Optimizing therapy for dry eye disease (keratoconjunctivitis sicca, also known as dysfunctional tear syndrome) before cataract surgery improves visual outcomes. This can be especially important in patients who desire excellent refractive outcomes with the placement of premium intraocular lenses (IOLs), such as toric and multifocal lenses. There are numerous aqueous-layer supportive treatments, allowing for customization to the patient, including
topical preserved and nonpreserved liquid tear preparations, gels, and ointments
topical cyclosporine or lifitegrast
For additional detail on dry eye therapy, see BCSC Section 8, External Disease and Cornea.
During the procedure, the surgeon can prevent desiccation of the corneal epithelium by frequently hydrating the area with irrigating solution or by coating the cornea with a topical ophthalmic viscosurgical device (OVD). Visual recovery may be delayed if the dry eye condition is exacerbated; for such patients, preoperative or postoperative placement of punctal plugs can be helpful.

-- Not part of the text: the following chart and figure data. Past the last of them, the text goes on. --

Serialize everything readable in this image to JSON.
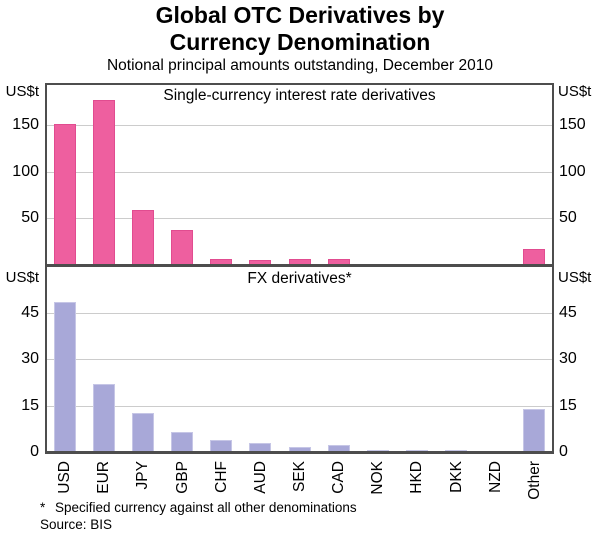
{
  "title": {
    "line1": "Global OTC Derivatives by",
    "line2": "Currency Denomination",
    "subtitle": "Notional principal amounts outstanding, December 2010"
  },
  "footnote": {
    "marker": "*",
    "text": "Specified currency against all other denominations"
  },
  "source": "Source: BIS",
  "colors": {
    "background": "#FFFFFF",
    "text": "#000000",
    "frame": "#4D4D4D",
    "grid": "#CCCCCC",
    "interest_rate_bars": "#EE5F9F",
    "fx_bars": "#A8A8D8"
  },
  "chart_data": [
    {
      "type": "bar",
      "panel": "top",
      "title": "Single-currency interest rate derivatives",
      "unit": "US$t",
      "categories": [
        "USD",
        "EUR",
        "JPY",
        "GBP",
        "CHF",
        "AUD",
        "SEK",
        "CAD",
        "NOK",
        "HKD",
        "DKK",
        "NZD",
        "Other"
      ],
      "values": [
        151,
        177,
        59,
        38,
        6,
        5,
        6.5,
        6,
        1,
        0.8,
        1,
        0.3,
        17.5
      ],
      "ylim": [
        0,
        195
      ],
      "yticks": [
        50,
        100,
        150
      ],
      "grid": true,
      "legend": "none",
      "bar_color": "#EE5F9F",
      "bar_border": "#E14C90"
    },
    {
      "type": "bar",
      "panel": "bottom",
      "title": "FX derivatives*",
      "unit": "US$t",
      "categories": [
        "USD",
        "EUR",
        "JPY",
        "GBP",
        "CHF",
        "AUD",
        "SEK",
        "CAD",
        "NOK",
        "HKD",
        "DKK",
        "NZD",
        "Other"
      ],
      "values": [
        48.5,
        22,
        12.5,
        6.5,
        4,
        3,
        1.5,
        2.3,
        0.7,
        0.6,
        0.5,
        0.2,
        14
      ],
      "ylim": [
        0,
        60
      ],
      "yticks": [
        0,
        15,
        30,
        45
      ],
      "grid": true,
      "legend": "none",
      "bar_color": "#A8A8D8",
      "bar_border": "#C6C6E6"
    }
  ]
}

Patients with dry eyes associated with collagen vascular disease, rheumatoid arthritis, Sjögren syndrome, mucous membrane pemphigoid, or Stevens-Johnson syndrome present a special challenge to the cataract surgeon. Close observation of these patients in the weeks following surgery is warranted to identify and treat toxic keratoconjunctivitis and corneal ulceration resulting from collagenase activation secondary to postoperative corticosteroid therapy. If prescribed, topical nonsteroidal anti-inflammatory drugs (NSAIDs) should be used with caution because of the increased risk of corneal melting. In extreme cases, persistent epithelial defects with stromal loss may require a bandage (therapeutic) contact lens, tarsorrhaphy, or an amniotic membrane transplant.